Duncan Ross makes thrown and burnished vessels using many layers of fine terra-sigillata slip with resist and inlay decoration. His work is represented in many public and private collections around the world, notably the V & A and Fitzwilliam Museums in the UK, the American Museum of Ceramic Art in Pomona, California and the Mint Museum in Charlotte, North Carolina, US.
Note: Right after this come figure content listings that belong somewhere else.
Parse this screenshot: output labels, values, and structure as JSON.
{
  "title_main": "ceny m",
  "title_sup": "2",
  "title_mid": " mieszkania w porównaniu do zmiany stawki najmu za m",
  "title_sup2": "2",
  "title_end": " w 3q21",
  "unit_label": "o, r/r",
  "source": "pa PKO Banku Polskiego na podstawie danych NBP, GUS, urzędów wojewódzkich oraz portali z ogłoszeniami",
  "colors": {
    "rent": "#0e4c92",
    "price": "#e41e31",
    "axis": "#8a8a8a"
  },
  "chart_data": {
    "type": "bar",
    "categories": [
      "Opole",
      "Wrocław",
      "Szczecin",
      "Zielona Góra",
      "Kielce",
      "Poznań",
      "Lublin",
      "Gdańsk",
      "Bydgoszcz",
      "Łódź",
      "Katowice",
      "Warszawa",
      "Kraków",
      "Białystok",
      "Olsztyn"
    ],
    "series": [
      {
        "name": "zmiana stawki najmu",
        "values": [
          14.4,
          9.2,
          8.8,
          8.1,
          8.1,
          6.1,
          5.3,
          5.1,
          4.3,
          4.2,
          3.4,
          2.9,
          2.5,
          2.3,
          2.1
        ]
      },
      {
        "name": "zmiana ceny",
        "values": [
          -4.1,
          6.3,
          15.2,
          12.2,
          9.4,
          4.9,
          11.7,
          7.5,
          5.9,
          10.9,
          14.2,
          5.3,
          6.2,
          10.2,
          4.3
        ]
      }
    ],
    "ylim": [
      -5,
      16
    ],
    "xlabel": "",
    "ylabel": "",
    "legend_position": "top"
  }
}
Trained in the Leach tradition he moved towards more European techniques in the 1980s after rediscovering his student dissertation on Greek vase painting and was a pioneer in reviving the modern use of carbonised terrasigillata. He began working with this technique to develop a rich surface with a combination of form and pattern that would be integral to the clay, experimenting to obtain a feeling of depth, and then developing the carbon process to play its essential and unpredictable part. He is searching for the evolution that comes from themes and variations; allowing the ideas to flow from one group of work to the next, adding and omitting to arrive at a natural relationship of surface to form.
Thus his love of jazz is an influence as is the work of Klee, Miro and the drawings of Ben Nicolson, using line in imagery and pattern. Early in Ross’s career he was a finalist in the Fletcher Challenge Award in New Zealand and has since exhibited widely both in the UK and internationally. The largest private collection of his work is appropriately in Athens, Greece.
“The rich, intriguing surface effects do not, like glaze, separate the making and the firing. These are pots which work on the boundaries of primitivism yet are highly sophisticated, they please because they defy definition, they are pots on the edge, a satisfying and intriguing blend of technical skill and creative vision.” Emmanuel Cooper OBE Ceramicist, writer and critic.